Lightning strikes when you least expect
DEAR SUSAN: I've read your column since my 25-year marriage ended in divorce. I made my life full and interesting with work, my children, friends, occasional dating and group activities. And just when I was feeling satisfied with single life, a man I knew from high school asked me to dinner. I found him charming, intelligent and polite, but there was no spark, so we decided to remain friends. In time, we found we had many shared interests and values. The more we knew about each other the greater the attraction. My point is to confirm your statement that in 0.1 percent of relationships, physical attraction comes later -- and when it does, "the lightning bolt can be even more intense for its being delayed." That spark hasn't died down after two years of marriage.
From the Single File blog
DEAR BLOGGER: Another vote for delay, no? The union later in life is aroused by different things from what arouse those in their maddening 20s: the way he treats the waiter can be a turn-on. (Kindness is good for sex; take it from this veteran.) How she smells in close encounters. What he says about his family. How respected you feel in his company. You get the idea. What happens vertically is the factor that engenders bed gratitude.

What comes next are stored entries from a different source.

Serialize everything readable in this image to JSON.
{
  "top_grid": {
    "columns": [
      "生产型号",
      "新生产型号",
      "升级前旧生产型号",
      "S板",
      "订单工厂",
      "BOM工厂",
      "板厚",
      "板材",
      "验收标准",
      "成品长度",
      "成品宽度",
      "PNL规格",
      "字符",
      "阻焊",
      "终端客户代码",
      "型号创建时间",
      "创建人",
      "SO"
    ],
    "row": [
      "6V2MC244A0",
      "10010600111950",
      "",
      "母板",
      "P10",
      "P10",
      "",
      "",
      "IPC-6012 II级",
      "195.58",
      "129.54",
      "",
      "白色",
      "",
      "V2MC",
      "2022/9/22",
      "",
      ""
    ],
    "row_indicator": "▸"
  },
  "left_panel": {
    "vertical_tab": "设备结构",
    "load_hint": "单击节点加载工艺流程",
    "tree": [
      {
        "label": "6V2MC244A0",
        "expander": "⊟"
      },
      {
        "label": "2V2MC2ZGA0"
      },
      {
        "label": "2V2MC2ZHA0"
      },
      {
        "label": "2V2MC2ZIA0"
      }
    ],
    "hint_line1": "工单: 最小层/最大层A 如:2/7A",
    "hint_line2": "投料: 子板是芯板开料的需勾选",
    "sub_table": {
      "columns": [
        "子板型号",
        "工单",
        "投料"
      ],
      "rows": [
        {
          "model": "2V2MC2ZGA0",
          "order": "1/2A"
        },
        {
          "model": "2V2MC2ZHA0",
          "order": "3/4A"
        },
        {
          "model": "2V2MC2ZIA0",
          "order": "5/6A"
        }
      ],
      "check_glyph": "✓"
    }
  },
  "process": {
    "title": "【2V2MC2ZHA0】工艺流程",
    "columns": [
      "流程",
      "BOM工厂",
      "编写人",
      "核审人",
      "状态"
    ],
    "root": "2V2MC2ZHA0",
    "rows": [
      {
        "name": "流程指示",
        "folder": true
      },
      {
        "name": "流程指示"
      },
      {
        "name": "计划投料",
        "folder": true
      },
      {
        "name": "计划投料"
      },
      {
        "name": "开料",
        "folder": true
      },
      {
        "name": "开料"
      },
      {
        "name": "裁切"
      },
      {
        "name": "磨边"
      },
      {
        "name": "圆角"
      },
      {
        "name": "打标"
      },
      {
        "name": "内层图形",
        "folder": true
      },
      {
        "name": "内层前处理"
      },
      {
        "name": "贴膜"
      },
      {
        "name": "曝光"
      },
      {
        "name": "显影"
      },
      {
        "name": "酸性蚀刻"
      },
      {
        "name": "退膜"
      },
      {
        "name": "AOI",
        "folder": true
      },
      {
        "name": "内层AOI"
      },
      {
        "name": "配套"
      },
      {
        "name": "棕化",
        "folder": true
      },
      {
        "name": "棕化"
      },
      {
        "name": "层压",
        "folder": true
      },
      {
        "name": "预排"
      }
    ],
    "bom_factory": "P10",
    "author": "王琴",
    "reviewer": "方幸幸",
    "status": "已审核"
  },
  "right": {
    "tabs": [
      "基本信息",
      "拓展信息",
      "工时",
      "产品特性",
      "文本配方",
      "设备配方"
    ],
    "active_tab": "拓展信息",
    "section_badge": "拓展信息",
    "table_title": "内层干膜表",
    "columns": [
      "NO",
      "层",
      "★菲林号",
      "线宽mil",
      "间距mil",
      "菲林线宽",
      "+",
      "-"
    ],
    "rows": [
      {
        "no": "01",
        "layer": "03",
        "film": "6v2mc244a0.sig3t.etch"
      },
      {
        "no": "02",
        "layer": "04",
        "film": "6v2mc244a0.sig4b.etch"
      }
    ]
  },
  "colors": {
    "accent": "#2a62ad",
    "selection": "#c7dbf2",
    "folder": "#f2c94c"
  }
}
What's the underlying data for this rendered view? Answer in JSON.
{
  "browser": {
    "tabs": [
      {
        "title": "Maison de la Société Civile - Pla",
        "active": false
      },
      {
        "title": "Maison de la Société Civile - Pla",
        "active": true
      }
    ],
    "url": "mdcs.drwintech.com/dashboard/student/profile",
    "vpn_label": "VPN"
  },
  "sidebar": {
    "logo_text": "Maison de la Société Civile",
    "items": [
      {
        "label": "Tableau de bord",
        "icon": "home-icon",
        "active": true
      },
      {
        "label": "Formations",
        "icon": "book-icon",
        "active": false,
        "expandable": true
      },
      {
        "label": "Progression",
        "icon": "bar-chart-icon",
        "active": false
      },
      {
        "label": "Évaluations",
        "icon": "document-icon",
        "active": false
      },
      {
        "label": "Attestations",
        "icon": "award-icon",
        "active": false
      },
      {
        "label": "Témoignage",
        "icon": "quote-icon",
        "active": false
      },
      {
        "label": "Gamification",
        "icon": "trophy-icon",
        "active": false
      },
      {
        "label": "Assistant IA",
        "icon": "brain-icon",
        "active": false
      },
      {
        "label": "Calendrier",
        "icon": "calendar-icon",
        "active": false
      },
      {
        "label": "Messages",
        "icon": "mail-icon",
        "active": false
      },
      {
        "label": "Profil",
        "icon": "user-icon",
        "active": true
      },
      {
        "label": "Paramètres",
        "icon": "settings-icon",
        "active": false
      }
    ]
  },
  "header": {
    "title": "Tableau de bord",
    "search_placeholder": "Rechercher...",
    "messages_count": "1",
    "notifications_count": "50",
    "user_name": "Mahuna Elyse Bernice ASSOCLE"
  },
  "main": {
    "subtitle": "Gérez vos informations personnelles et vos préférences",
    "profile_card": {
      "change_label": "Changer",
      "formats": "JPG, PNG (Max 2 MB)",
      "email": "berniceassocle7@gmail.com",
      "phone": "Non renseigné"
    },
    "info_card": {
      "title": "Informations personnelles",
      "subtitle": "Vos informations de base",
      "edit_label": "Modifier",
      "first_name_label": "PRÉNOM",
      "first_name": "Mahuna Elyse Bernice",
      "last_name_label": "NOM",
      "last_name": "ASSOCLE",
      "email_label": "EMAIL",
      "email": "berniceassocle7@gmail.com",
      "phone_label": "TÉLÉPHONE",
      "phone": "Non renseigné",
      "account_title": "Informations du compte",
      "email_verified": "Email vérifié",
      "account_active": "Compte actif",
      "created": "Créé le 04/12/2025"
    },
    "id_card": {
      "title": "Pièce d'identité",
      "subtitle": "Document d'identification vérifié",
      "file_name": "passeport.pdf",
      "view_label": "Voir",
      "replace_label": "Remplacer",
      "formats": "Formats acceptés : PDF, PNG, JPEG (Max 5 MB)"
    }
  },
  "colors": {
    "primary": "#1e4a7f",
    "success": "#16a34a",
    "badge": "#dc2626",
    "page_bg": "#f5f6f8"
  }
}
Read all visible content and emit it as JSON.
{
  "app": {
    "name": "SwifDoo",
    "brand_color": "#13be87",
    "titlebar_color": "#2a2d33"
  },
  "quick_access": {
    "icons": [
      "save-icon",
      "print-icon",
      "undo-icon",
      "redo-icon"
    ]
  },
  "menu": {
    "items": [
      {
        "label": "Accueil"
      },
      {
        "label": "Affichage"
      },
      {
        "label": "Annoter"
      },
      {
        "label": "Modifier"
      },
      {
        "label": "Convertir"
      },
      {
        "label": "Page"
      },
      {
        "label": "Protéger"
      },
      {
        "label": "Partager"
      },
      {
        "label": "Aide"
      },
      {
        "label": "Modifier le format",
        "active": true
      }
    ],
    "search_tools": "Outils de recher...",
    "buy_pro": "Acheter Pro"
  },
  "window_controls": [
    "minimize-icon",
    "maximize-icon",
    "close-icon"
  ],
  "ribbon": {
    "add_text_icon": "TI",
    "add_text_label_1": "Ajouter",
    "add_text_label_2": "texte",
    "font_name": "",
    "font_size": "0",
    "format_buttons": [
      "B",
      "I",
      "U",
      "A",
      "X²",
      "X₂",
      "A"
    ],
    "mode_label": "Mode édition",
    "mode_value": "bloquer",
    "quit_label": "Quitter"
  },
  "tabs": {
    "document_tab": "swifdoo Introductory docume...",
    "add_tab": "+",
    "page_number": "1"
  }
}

DEAR SUSAN: I must comment on the recent column in which you advised a 50-year-old man to visit OurTime.com. I have been on that site and must tell you that he will do well there. I'm a 56-year-old woman who looks younger, is considered attractive and is well-spoken. But I hardly got a nibble. Why? Because younger women are taking up all the men my age! Good luck to him. As for me, I've learned to love my life alone.
From the Single File blog
DEAR BLOGGER: But you need only one man to round the corners and light up your life. Don't sell yourself a bill of goods on loving aloneness. Yes, it's great to have personal space, but knowing his phone call will come soon adds a unique deliciousness to your onlyness. Knowing that, continue making a full life for yourself, trying new things and meeting new people. Travel, do volunteer work -- you're sure to come across good people with your values. Stay optimistic and adventurous; dating sites aren't the only game in town. Besides, it's not true that younger women have cornered the market on good men. As I said, you only need one good one, and he can be in a United Way group or a golf class or a writing class. If you think your life can't change for the better, clip the letter above yours.